Вдруг от подошвы Арарата, с турецкой территории, километрах в тридцати – сорока от Сурб Саркиса взлетела ракета. Грязно-коричневый след потянулся за алой каплей над зеленью раскрытой настежь долины. Ей показалось даже: снова летят черные вертолеты, бегут игрушечные турецкие солдаты. Но теперь их перебежки не испугали её, и она не начала опять твердить как заведенная: «Если идут горные стрелки, нам – конец, конец…»
Она улыбалась. Жизнь летела вперед острым клинышком, летела к вершинам оперных и всамделишних гор, к своей собственной, для нас непонятной славе. Внизу, на проспекте, малоголовую и мелкочешуйчатую форель уже не продавали. Зато на всех боковых улочках появились печи с трубами. В печах жарили мясо, шашлыки. Где-то там, на одной из этих самых боковых улочек, бегущих к Раздану, кто-то внезапно затянул по-армянски: «Ах, Марал-джан». Песня безумного Комитаса ещё сильней взбодрила её и она, захлёбываясь радостью, оттого что всё ещё жива, оттого что возвращается к полноголосому пению, стала рассказывать о своей жизни местным нищим и двум-трем, не врубающимся ни в какие детали, туристам-испанцам. Потом, стараясь аккуратно двигать верхней изуродованной губой, и по-оперному, гордо отстранившись от слушателей, запела сама:
– Aba i lar seguidillas…
Механика рта, механика пения и любви была гениально проста: раз – вдох, два – верхняя губка опустилась на нижнюю, три – губы сложились кольцом, четыре – выдох и пение. Такой же простой показалась сейчас и механика жизни: пой – выдыхай – люби, люби – выдыхай – пой…
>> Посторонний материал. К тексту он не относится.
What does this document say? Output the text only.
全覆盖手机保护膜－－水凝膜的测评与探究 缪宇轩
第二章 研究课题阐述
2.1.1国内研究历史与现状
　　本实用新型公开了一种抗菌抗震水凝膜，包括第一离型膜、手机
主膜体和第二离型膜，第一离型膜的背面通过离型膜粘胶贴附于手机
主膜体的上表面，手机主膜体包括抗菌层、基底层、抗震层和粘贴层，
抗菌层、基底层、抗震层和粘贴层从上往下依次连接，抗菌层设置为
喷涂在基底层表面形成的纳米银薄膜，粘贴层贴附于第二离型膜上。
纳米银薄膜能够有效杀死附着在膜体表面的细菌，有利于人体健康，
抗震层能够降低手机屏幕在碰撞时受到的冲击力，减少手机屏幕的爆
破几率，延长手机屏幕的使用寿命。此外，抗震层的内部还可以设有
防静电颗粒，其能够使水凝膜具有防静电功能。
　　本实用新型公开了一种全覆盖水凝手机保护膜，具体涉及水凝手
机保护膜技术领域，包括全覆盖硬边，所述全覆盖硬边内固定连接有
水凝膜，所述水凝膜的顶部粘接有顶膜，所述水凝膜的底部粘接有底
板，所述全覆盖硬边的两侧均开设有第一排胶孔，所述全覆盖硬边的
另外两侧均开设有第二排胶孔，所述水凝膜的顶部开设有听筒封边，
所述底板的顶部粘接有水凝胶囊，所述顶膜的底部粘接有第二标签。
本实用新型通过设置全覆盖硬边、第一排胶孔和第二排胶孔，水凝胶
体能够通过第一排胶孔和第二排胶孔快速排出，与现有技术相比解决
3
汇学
Лёгкое праздничное сумасшествие не оставляло её. Она летела, смеялась, острила про «Курдскую волость», вновь начинала петь, вставала, незаметно стряхивала серебристое вечернее платье от каменных крошек. Однако постепенно становилась и серьёзней, и строже (и от этого женственней), уже глянула раз-другой в карманное зеркальце и, конечно, подумала о том, что её некрасивый, а теперь ещё изуродованный рот очистить от всех скверн разом может одно только пенье.